Tultitlán, 30 de marzo de 2026.- El cuerpo sin vida de Diana Belén García Alfaro, conocida como Anaid Belén, fue localizado el 25 de marzo de 2026 en el municipio de Tultitlán, Estado de México. La mujer, de 37 años, se desempeñaba como rescatista de perros y activista.
García Alfaro estaba reportada como desaparecida desde el 18 de marzo de 2026. La Fiscalía General de Justicia del Estado de México (FGJEM) fue notificada de su desaparición el 19 de marzo. Según la ficha de búsqueda, fue vista por última vez en la colonia Sierra de Guadalupe, en Tultitlán.
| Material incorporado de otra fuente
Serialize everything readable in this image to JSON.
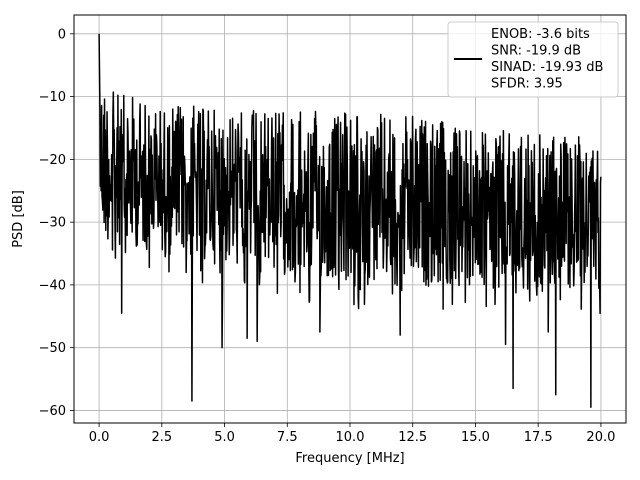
{
  "chart_data": {
    "type": "line",
    "title": "",
    "xlabel": "Frequency [MHz]",
    "ylabel": "PSD [dB]",
    "xlim": [
      -1.0,
      21.0
    ],
    "ylim": [
      -62.0,
      3.0
    ],
    "grid": true,
    "legend_position": "top-right",
    "x_ticks": [
      0.0,
      2.5,
      5.0,
      7.5,
      10.0,
      12.5,
      15.0,
      17.5,
      20.0
    ],
    "x_tick_labels": [
      "0.0",
      "2.5",
      "5.0",
      "7.5",
      "10.0",
      "12.5",
      "15.0",
      "17.5",
      "20.0"
    ],
    "y_ticks": [
      0,
      -10,
      -20,
      -30,
      -40,
      -50,
      -60
    ],
    "y_tick_labels": [
      "0",
      "−10",
      "−20",
      "−30",
      "−40",
      "−50",
      "−60"
    ],
    "series": [
      {
        "name": "ENOB: -3.6 bits\nSNR: -19.9 dB\nSINAD: -19.93 dB\nSFDR: 3.95",
        "color": "#000000",
        "x_range": [
          0.0,
          20.0
        ],
        "points": 1200,
        "peak": {
          "x": 0.0,
          "y": 0.0
        },
        "upper_envelope": [
          [
            0.0,
            -5
          ],
          [
            0.5,
            -9
          ],
          [
            2.5,
            -11
          ],
          [
            7.5,
            -12
          ],
          [
            12.5,
            -13
          ],
          [
            15.0,
            -15
          ],
          [
            20.0,
            -16.5
          ]
        ],
        "lower_envelope": [
          [
            0.0,
            -33
          ],
          [
            5.0,
            -37
          ],
          [
            10.0,
            -40
          ],
          [
            20.0,
            -41
          ]
        ],
        "notable_dips": [
          {
            "x": 0.9,
            "y": -44.5
          },
          {
            "x": 3.7,
            "y": -58.5
          },
          {
            "x": 4.9,
            "y": -50.0
          },
          {
            "x": 5.9,
            "y": -48.5
          },
          {
            "x": 6.3,
            "y": -49.0
          },
          {
            "x": 8.8,
            "y": -47.5
          },
          {
            "x": 12.0,
            "y": -48.0
          },
          {
            "x": 16.2,
            "y": -49.5
          },
          {
            "x": 16.5,
            "y": -56.5
          },
          {
            "x": 17.9,
            "y": -47.5
          },
          {
            "x": 18.2,
            "y": -57.5
          },
          {
            "x": 19.6,
            "y": -59.5
          }
        ]
      }
    ],
    "legend": {
      "lines": [
        "ENOB: -3.6 bits",
        "SNR: -19.9 dB",
        "SINAD: -19.93 dB",
        "SFDR: 3.95"
      ]
    }
  }
}
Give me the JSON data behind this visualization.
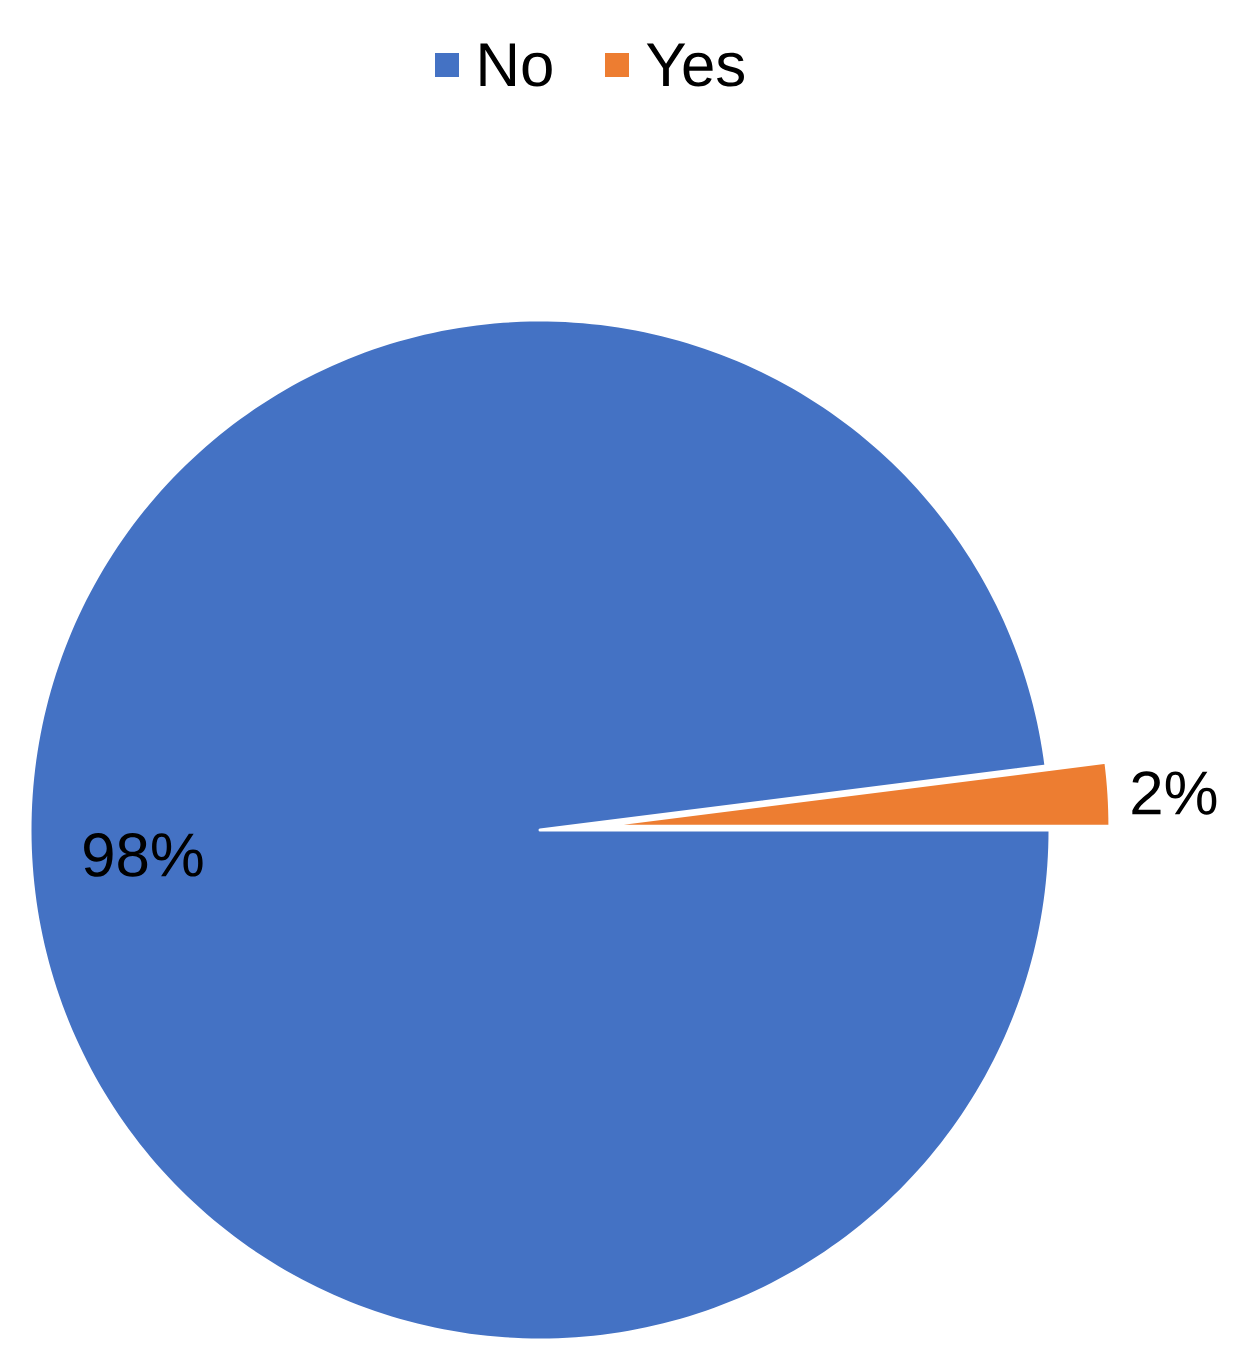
{
  "chart_data": {
    "type": "pie",
    "categories": [
      "No",
      "Yes"
    ],
    "values": [
      98,
      2
    ],
    "colors": [
      "#4472c4",
      "#ed7d31"
    ],
    "value_labels": [
      "98%",
      "2%"
    ],
    "legend": "top"
  }
}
Antes de su muerte, la activista había denunciado amenazas y agresiones en su contra y contra los animales que rescataba. El 9 de marzo de 2026 denunció la muerte de uno de sus perros, hecho que aseguró ocurrió dentro de su propio domicilio. Posteriormente, indicó que los agresores se habrían enterado de la denuncia y acudieron a su casa para asesinar a otro de los animales.
De acuerdo con información publicada por la propia García Alfaro, las amenazas comenzaron en noviembre de 2025. En febrero notificó en redes sociales que fue golpeada por sus agresores. Asimismo, apuntó en publicaciones que sus presuntos asesinos tenían familiares en el Ministerio Público y en la policía municipal de Tultitlán.
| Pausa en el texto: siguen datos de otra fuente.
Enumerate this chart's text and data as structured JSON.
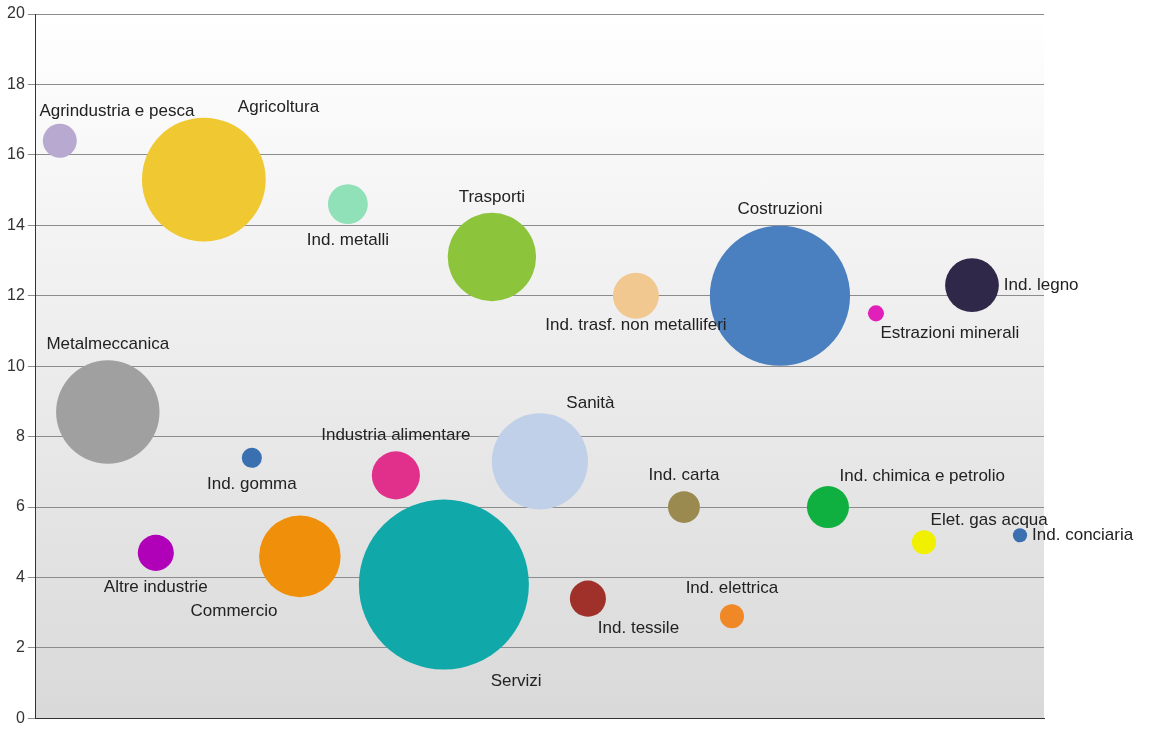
{
  "chart_data": {
    "type": "bubble",
    "categories": [
      null,
      null,
      null,
      null,
      null,
      null,
      null,
      null,
      null,
      null,
      null,
      null,
      null,
      null,
      null,
      null,
      null,
      null,
      null,
      null,
      null
    ],
    "series": [
      {
        "name": "Agrindustria e pesca",
        "color": "#b8a9d0",
        "values": [
          16.4,
          null,
          null,
          null,
          null,
          null,
          null,
          null,
          null,
          null,
          null,
          null,
          null,
          null,
          null,
          null,
          null,
          null,
          null,
          null,
          null
        ],
        "sizes": [
          0.04,
          null,
          null,
          null,
          null,
          null,
          null,
          null,
          null,
          null,
          null,
          null,
          null,
          null,
          null,
          null,
          null,
          null,
          null,
          null,
          null
        ]
      },
      {
        "name": "Metalmeccanica",
        "color": "#a0a0a0",
        "values": [
          null,
          8.7,
          null,
          null,
          null,
          null,
          null,
          null,
          null,
          null,
          null,
          null,
          null,
          null,
          null,
          null,
          null,
          null,
          null,
          null,
          null
        ],
        "sizes": [
          null,
          0.37,
          null,
          null,
          null,
          null,
          null,
          null,
          null,
          null,
          null,
          null,
          null,
          null,
          null,
          null,
          null,
          null,
          null,
          null,
          null
        ]
      },
      {
        "name": "Altre industrie",
        "color": "#b000b8",
        "values": [
          null,
          null,
          4.7,
          null,
          null,
          null,
          null,
          null,
          null,
          null,
          null,
          null,
          null,
          null,
          null,
          null,
          null,
          null,
          null,
          null,
          null
        ],
        "sizes": [
          null,
          null,
          0.045,
          null,
          null,
          null,
          null,
          null,
          null,
          null,
          null,
          null,
          null,
          null,
          null,
          null,
          null,
          null,
          null,
          null,
          null
        ]
      },
      {
        "name": "Agricoltura",
        "color": "#f0c832",
        "values": [
          null,
          null,
          null,
          15.3,
          null,
          null,
          null,
          null,
          null,
          null,
          null,
          null,
          null,
          null,
          null,
          null,
          null,
          null,
          null,
          null,
          null
        ],
        "sizes": [
          null,
          null,
          null,
          0.53,
          null,
          null,
          null,
          null,
          null,
          null,
          null,
          null,
          null,
          null,
          null,
          null,
          null,
          null,
          null,
          null,
          null
        ]
      },
      {
        "name": "Ind. gomma",
        "color": "#3a6fb0",
        "values": [
          null,
          null,
          null,
          null,
          7.4,
          null,
          null,
          null,
          null,
          null,
          null,
          null,
          null,
          null,
          null,
          null,
          null,
          null,
          null,
          null,
          null
        ],
        "sizes": [
          null,
          null,
          null,
          null,
          0.014,
          null,
          null,
          null,
          null,
          null,
          null,
          null,
          null,
          null,
          null,
          null,
          null,
          null,
          null,
          null,
          null
        ]
      },
      {
        "name": "Commercio",
        "color": "#f0900a",
        "values": [
          null,
          null,
          null,
          null,
          null,
          4.6,
          null,
          null,
          null,
          null,
          null,
          null,
          null,
          null,
          null,
          null,
          null,
          null,
          null,
          null,
          null
        ],
        "sizes": [
          null,
          null,
          null,
          null,
          null,
          0.23,
          null,
          null,
          null,
          null,
          null,
          null,
          null,
          null,
          null,
          null,
          null,
          null,
          null,
          null,
          null
        ]
      },
      {
        "name": "Ind. metalli",
        "color": "#90e0b8",
        "values": [
          null,
          null,
          null,
          null,
          null,
          null,
          14.6,
          null,
          null,
          null,
          null,
          null,
          null,
          null,
          null,
          null,
          null,
          null,
          null,
          null,
          null
        ],
        "sizes": [
          null,
          null,
          null,
          null,
          null,
          null,
          0.055,
          null,
          null,
          null,
          null,
          null,
          null,
          null,
          null,
          null,
          null,
          null,
          null,
          null,
          null
        ]
      },
      {
        "name": "Industria alimentare",
        "color": "#e0308c",
        "values": [
          null,
          null,
          null,
          null,
          null,
          null,
          null,
          6.9,
          null,
          null,
          null,
          null,
          null,
          null,
          null,
          null,
          null,
          null,
          null,
          null,
          null
        ],
        "sizes": [
          null,
          null,
          null,
          null,
          null,
          null,
          null,
          0.08,
          null,
          null,
          null,
          null,
          null,
          null,
          null,
          null,
          null,
          null,
          null,
          null,
          null
        ]
      },
      {
        "name": "Servizi",
        "color": "#10a8a8",
        "values": [
          null,
          null,
          null,
          null,
          null,
          null,
          null,
          null,
          3.8,
          null,
          null,
          null,
          null,
          null,
          null,
          null,
          null,
          null,
          null,
          null,
          null
        ],
        "sizes": [
          null,
          null,
          null,
          null,
          null,
          null,
          null,
          null,
          1,
          null,
          null,
          null,
          null,
          null,
          null,
          null,
          null,
          null,
          null,
          null,
          null
        ]
      },
      {
        "name": "Trasporti",
        "color": "#8cc43c",
        "values": [
          null,
          null,
          null,
          null,
          null,
          null,
          null,
          null,
          null,
          13.1,
          null,
          null,
          null,
          null,
          null,
          null,
          null,
          null,
          null,
          null,
          null
        ],
        "sizes": [
          null,
          null,
          null,
          null,
          null,
          null,
          null,
          null,
          null,
          0.27,
          null,
          null,
          null,
          null,
          null,
          null,
          null,
          null,
          null,
          null,
          null
        ]
      },
      {
        "name": "Sanità",
        "color": "#c0d0e8",
        "values": [
          null,
          null,
          null,
          null,
          null,
          null,
          null,
          null,
          null,
          null,
          7.3,
          null,
          null,
          null,
          null,
          null,
          null,
          null,
          null,
          null,
          null
        ],
        "sizes": [
          null,
          null,
          null,
          null,
          null,
          null,
          null,
          null,
          null,
          null,
          0.32,
          null,
          null,
          null,
          null,
          null,
          null,
          null,
          null,
          null,
          null
        ]
      },
      {
        "name": "Ind. tessile",
        "color": "#a0302a",
        "values": [
          null,
          null,
          null,
          null,
          null,
          null,
          null,
          null,
          null,
          null,
          null,
          3.4,
          null,
          null,
          null,
          null,
          null,
          null,
          null,
          null,
          null
        ],
        "sizes": [
          null,
          null,
          null,
          null,
          null,
          null,
          null,
          null,
          null,
          null,
          null,
          0.045,
          null,
          null,
          null,
          null,
          null,
          null,
          null,
          null,
          null
        ]
      },
      {
        "name": "Ind. trasf. non metalliferi",
        "color": "#f0c890",
        "values": [
          null,
          null,
          null,
          null,
          null,
          null,
          null,
          null,
          null,
          null,
          null,
          null,
          12.0,
          null,
          null,
          null,
          null,
          null,
          null,
          null,
          null
        ],
        "sizes": [
          null,
          null,
          null,
          null,
          null,
          null,
          null,
          null,
          null,
          null,
          null,
          null,
          0.073,
          null,
          null,
          null,
          null,
          null,
          null,
          null,
          null
        ]
      },
      {
        "name": "Ind. carta",
        "color": "#9a8a50",
        "values": [
          null,
          null,
          null,
          null,
          null,
          null,
          null,
          null,
          null,
          null,
          null,
          null,
          null,
          6.0,
          null,
          null,
          null,
          null,
          null,
          null,
          null
        ],
        "sizes": [
          null,
          null,
          null,
          null,
          null,
          null,
          null,
          null,
          null,
          null,
          null,
          null,
          null,
          0.035,
          null,
          null,
          null,
          null,
          null,
          null,
          null
        ]
      },
      {
        "name": "Ind. elettrica",
        "color": "#f08828",
        "values": [
          null,
          null,
          null,
          null,
          null,
          null,
          null,
          null,
          null,
          null,
          null,
          null,
          null,
          null,
          2.9,
          null,
          null,
          null,
          null,
          null,
          null
        ],
        "sizes": [
          null,
          null,
          null,
          null,
          null,
          null,
          null,
          null,
          null,
          null,
          null,
          null,
          null,
          null,
          0.02,
          null,
          null,
          null,
          null,
          null,
          null
        ]
      },
      {
        "name": "Costruzioni",
        "color": "#4a80c0",
        "values": [
          null,
          null,
          null,
          null,
          null,
          null,
          null,
          null,
          null,
          null,
          null,
          null,
          null,
          null,
          null,
          12.0,
          null,
          null,
          null,
          null,
          null
        ],
        "sizes": [
          null,
          null,
          null,
          null,
          null,
          null,
          null,
          null,
          null,
          null,
          null,
          null,
          null,
          null,
          null,
          0.68,
          null,
          null,
          null,
          null,
          null
        ]
      },
      {
        "name": "Ind. chimica e petrolio",
        "color": "#10b040",
        "values": [
          null,
          null,
          null,
          null,
          null,
          null,
          null,
          null,
          null,
          null,
          null,
          null,
          null,
          null,
          null,
          null,
          6.0,
          null,
          null,
          null,
          null
        ],
        "sizes": [
          null,
          null,
          null,
          null,
          null,
          null,
          null,
          null,
          null,
          null,
          null,
          null,
          null,
          null,
          null,
          null,
          0.061,
          null,
          null,
          null,
          null
        ]
      },
      {
        "name": "Estrazioni minerali",
        "color": "#e020b8",
        "values": [
          null,
          null,
          null,
          null,
          null,
          null,
          null,
          null,
          null,
          null,
          null,
          null,
          null,
          null,
          null,
          null,
          null,
          11.5,
          null,
          null,
          null
        ],
        "sizes": [
          null,
          null,
          null,
          null,
          null,
          null,
          null,
          null,
          null,
          null,
          null,
          null,
          null,
          null,
          null,
          null,
          null,
          0.009,
          null,
          null,
          null
        ]
      },
      {
        "name": "Elet. gas acqua",
        "color": "#f0f000",
        "values": [
          null,
          null,
          null,
          null,
          null,
          null,
          null,
          null,
          null,
          null,
          null,
          null,
          null,
          null,
          null,
          null,
          null,
          null,
          5.0,
          null,
          null
        ],
        "sizes": [
          null,
          null,
          null,
          null,
          null,
          null,
          null,
          null,
          null,
          null,
          null,
          null,
          null,
          null,
          null,
          null,
          null,
          null,
          0.02,
          null,
          null
        ]
      },
      {
        "name": "Ind. legno",
        "color": "#302848",
        "values": [
          null,
          null,
          null,
          null,
          null,
          null,
          null,
          null,
          null,
          null,
          null,
          null,
          null,
          null,
          null,
          null,
          null,
          null,
          null,
          12.3,
          null
        ],
        "sizes": [
          null,
          null,
          null,
          null,
          null,
          null,
          null,
          null,
          null,
          null,
          null,
          null,
          null,
          null,
          null,
          null,
          null,
          null,
          null,
          0.1,
          null
        ]
      },
      {
        "name": "Ind. conciaria",
        "color": "#3a6fb0",
        "values": [
          null,
          null,
          null,
          null,
          null,
          null,
          null,
          null,
          null,
          null,
          null,
          null,
          null,
          null,
          null,
          null,
          null,
          null,
          null,
          null,
          5.2
        ],
        "sizes": [
          null,
          null,
          null,
          null,
          null,
          null,
          null,
          null,
          null,
          null,
          null,
          null,
          null,
          null,
          null,
          null,
          null,
          null,
          null,
          null,
          0.007
        ]
      }
    ],
    "ylim": [
      0,
      20
    ],
    "yticks": [
      0,
      2,
      4,
      6,
      8,
      10,
      12,
      14,
      16,
      18,
      20
    ],
    "grid": "y",
    "tick_labels": "y"
  }
}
La activista señaló que era hostigada por un grupo de personas que buscaba que abandonara el terreno donde vivía. Tras su negativa, comenzó a ser seguida y amedrentada, además de que rompieron la chapa de su domicilio. En un video mostró presuntas laceraciones en su rostro y denunció la muerte de algunos de sus animales por presunto envenenamiento.
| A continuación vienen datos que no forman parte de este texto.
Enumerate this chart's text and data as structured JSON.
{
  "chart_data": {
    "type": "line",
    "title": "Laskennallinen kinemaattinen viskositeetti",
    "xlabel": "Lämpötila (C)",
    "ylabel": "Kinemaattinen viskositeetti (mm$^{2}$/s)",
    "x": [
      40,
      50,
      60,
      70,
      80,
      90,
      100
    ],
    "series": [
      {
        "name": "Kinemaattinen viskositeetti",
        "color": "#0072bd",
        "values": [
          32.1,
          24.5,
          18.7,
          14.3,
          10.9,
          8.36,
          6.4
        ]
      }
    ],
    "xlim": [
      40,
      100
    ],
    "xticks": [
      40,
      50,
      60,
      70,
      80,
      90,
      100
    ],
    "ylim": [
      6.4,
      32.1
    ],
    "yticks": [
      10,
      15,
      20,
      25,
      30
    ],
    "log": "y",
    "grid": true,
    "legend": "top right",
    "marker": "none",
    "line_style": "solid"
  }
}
Desde el 14 de noviembre de 2024, García Alfaro había iniciado un proceso legal ante la FGJEM. Contaba con una predenuncia con número de control interno CAJ/CAT/00/CAT/184/119207/24/11, a la cual se le daba seguimiento. “Yo solo espero que de verdad me puedan ayudar para no terminar siendo un número más y mis perritos no terminen siendo víctimas de estos delincuentes asesinos”, expresó en una declaración previa.
Sobre la muerte de sus animales, la rescatista manifestó: “Me la mataron y nadie nos ayudó, porque pensaron que yo mentía, que yo solo quería lucrar y miren, yo decía la verdad y uno más; ya van tres”. Actualmente, colectivos contra el maltrato animal exigen que se investigue su caso.